Agile Offshore
Vincent Massol writes (and presents) about his experiences using agile methods with offshore development.
I read through the presentation and I think he's dead right. I forwarded it to my boss and my boss's boss. Here's hoping they read it. On the one hand, I hope against hope that we won't actually end up offshoring. But if we're forced to it, I hope that we're smart enough to actually follow the guidelines that Agile gives us.
Unfortunately, I’m not optimistic. Many of the recommendations here given are things that would actually increase the upfront cost of doing offshoring. And when visible, upfront costs are weighed against the hidden cost of failure, people too often choose the short-sighted route.
There’s an additional dimension that we can add on top of this: It’s an entirely different political situation depending on whether you employ developers offshore, or if you contract with a third-party development organization offshore (like WiPro, for example). If you have employees, then the company is responsible for making the whole thing work. If you’re working with a third-party, then the path of least resistance is to wait for the project to fail and then blame the contractor.

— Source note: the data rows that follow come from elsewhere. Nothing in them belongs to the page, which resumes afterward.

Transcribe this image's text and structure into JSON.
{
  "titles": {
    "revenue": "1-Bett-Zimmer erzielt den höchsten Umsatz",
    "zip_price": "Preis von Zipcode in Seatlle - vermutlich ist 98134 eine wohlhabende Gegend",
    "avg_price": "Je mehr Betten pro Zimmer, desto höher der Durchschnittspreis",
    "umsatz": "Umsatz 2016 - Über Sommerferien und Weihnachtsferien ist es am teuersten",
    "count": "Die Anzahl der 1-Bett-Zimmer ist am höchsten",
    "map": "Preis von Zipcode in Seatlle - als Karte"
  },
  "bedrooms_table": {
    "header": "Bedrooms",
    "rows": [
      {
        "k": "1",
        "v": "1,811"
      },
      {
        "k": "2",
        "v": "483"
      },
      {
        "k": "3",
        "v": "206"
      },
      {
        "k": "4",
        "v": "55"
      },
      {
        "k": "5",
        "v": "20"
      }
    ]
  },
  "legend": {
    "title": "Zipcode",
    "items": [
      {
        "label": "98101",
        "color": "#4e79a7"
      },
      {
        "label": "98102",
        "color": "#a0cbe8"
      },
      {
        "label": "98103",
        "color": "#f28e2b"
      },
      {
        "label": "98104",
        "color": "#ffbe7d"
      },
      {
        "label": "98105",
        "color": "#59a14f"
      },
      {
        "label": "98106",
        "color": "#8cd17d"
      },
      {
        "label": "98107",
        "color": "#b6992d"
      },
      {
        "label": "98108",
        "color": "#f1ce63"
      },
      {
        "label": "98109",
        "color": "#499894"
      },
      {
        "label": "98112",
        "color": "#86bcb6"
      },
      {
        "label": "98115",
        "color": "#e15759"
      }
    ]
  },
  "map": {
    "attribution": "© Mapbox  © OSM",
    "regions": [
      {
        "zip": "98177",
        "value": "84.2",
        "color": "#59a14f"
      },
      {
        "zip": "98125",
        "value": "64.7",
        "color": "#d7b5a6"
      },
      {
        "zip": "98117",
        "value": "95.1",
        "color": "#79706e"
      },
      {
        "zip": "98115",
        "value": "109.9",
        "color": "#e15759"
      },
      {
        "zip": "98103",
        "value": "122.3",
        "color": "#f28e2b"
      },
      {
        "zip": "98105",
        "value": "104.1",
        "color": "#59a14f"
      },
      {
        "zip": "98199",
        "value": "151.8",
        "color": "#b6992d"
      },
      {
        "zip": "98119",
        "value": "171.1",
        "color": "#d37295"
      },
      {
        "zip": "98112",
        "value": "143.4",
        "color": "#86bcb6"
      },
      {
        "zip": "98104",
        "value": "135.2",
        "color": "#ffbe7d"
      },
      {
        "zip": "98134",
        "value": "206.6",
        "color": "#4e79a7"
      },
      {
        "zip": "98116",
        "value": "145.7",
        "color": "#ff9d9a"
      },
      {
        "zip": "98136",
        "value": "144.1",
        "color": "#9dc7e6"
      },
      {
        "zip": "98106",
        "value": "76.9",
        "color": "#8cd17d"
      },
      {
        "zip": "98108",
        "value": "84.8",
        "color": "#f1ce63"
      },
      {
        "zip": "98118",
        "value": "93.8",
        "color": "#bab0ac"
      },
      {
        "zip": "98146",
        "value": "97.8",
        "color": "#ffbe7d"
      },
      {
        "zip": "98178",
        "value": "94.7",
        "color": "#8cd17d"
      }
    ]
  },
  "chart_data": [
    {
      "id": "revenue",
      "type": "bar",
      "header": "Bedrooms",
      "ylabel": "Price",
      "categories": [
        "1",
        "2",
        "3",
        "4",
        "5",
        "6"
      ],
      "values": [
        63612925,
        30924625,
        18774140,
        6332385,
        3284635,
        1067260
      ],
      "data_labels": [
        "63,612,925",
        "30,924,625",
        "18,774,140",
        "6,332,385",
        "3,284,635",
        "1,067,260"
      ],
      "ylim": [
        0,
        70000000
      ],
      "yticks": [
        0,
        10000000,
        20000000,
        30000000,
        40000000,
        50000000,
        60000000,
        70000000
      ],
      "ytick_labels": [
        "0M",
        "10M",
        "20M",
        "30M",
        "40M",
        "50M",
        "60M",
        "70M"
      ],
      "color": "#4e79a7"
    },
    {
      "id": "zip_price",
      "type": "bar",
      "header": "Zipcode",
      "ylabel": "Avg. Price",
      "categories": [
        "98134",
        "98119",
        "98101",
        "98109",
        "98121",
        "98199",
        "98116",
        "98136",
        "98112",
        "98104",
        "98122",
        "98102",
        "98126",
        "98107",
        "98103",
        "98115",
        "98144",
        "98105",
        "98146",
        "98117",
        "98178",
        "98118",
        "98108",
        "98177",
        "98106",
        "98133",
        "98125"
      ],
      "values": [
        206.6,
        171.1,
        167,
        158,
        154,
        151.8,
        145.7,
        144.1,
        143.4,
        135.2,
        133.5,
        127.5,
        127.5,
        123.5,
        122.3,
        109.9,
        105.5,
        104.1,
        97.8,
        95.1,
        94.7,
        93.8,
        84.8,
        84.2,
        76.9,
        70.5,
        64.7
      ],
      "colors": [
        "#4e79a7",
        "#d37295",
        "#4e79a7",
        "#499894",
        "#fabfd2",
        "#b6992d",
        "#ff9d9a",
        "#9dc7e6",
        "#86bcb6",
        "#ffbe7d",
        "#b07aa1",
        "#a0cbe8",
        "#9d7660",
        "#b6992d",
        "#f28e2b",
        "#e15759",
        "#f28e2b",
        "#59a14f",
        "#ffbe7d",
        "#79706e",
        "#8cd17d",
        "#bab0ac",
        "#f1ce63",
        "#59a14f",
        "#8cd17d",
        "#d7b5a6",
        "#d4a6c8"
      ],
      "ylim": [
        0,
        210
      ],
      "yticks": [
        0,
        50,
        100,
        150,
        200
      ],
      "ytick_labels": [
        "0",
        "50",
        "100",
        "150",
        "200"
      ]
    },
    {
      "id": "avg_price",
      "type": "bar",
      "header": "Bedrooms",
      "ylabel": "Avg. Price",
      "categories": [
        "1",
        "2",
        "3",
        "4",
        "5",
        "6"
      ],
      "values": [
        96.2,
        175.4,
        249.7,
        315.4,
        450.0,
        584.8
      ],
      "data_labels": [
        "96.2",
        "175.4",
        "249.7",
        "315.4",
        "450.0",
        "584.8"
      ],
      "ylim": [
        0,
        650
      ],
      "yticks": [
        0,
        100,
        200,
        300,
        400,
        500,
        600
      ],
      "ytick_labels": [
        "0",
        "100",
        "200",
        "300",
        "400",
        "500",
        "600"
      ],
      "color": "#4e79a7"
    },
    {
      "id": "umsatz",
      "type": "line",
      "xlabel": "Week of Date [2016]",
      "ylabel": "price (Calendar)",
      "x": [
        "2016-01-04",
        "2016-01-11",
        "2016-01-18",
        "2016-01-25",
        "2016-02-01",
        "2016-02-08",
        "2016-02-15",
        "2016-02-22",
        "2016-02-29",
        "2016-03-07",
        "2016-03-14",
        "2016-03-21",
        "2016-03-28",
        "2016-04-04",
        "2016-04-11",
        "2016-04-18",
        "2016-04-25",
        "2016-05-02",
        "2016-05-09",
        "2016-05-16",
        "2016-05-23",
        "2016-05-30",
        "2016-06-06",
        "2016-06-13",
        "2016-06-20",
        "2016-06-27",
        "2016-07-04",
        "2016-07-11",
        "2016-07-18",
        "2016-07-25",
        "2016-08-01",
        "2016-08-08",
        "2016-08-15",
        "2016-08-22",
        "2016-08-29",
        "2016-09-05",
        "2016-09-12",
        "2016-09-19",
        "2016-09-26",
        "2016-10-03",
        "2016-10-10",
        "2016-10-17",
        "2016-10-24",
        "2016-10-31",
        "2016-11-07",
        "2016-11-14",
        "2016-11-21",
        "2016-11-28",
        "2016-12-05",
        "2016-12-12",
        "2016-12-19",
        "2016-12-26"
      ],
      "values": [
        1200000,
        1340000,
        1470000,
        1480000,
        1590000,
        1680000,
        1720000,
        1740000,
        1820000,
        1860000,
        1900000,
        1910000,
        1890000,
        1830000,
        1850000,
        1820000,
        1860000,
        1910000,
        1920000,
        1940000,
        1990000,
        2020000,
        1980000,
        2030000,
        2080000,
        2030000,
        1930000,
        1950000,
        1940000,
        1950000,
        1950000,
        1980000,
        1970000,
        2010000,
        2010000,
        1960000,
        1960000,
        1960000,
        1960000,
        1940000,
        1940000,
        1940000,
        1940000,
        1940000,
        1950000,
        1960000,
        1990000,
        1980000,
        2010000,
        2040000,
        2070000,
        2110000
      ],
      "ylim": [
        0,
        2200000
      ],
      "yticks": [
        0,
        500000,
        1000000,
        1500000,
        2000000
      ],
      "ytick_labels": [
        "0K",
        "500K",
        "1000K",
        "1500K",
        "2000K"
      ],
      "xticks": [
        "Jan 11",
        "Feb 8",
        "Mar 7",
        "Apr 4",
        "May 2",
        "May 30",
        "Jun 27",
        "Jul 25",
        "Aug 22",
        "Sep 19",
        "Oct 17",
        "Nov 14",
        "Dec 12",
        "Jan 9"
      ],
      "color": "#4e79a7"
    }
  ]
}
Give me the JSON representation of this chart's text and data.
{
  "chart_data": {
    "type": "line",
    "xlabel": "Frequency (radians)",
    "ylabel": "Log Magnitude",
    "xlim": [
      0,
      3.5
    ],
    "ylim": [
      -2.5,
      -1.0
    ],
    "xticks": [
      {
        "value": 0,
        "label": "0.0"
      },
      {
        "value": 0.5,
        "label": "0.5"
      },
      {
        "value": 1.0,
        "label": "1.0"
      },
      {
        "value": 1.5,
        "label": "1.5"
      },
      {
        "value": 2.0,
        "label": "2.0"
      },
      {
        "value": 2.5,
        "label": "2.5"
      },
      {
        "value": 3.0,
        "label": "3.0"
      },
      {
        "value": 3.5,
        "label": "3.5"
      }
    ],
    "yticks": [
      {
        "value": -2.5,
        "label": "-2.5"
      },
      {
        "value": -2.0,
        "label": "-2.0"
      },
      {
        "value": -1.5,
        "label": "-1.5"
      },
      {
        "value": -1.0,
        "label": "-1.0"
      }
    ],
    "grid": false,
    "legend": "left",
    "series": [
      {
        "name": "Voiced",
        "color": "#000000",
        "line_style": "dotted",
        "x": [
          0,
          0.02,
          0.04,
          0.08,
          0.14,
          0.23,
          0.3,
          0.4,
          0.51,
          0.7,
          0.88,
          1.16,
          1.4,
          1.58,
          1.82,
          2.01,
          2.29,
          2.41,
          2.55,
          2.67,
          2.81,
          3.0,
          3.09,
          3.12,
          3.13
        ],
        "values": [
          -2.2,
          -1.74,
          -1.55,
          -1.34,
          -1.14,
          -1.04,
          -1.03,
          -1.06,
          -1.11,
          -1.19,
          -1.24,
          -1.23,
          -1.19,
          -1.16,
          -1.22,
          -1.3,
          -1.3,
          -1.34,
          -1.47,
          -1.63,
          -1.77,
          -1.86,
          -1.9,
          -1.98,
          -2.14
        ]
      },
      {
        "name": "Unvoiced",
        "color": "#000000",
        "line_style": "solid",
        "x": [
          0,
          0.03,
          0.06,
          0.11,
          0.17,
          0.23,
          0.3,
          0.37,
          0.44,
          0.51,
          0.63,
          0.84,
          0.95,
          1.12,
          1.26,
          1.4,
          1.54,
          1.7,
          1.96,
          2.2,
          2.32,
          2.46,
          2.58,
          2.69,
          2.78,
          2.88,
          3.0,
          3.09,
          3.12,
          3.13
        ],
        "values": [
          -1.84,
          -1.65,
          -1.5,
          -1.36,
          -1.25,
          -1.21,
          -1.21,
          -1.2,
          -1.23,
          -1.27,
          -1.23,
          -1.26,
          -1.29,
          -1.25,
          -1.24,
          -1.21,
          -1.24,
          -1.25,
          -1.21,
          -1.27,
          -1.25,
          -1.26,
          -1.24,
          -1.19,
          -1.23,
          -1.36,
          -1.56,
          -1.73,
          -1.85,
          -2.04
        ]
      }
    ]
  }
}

And if you’re hiring a third-party, how do you convince them to use your Agile process? In my (admittedly limited) experience, these outfits already have a development process that they want to use. They ask for a waterfall-style design spec and then expect to report back in six-months with a finished product. Are these ideas only useful if you’re hiring your own employees? And if you do that, aren’t you adding yet again to the cost?
Sigh. I really think the whole thing is 90% likely to be a miserable failure. And if you actually managed to do things correctly, I bet you don’t end up saving all that much money. Hiring good people (even offshore) costs more. Facilitating communication costs more. Doing it right costs more. I wish I had some real numbers to back that up, though.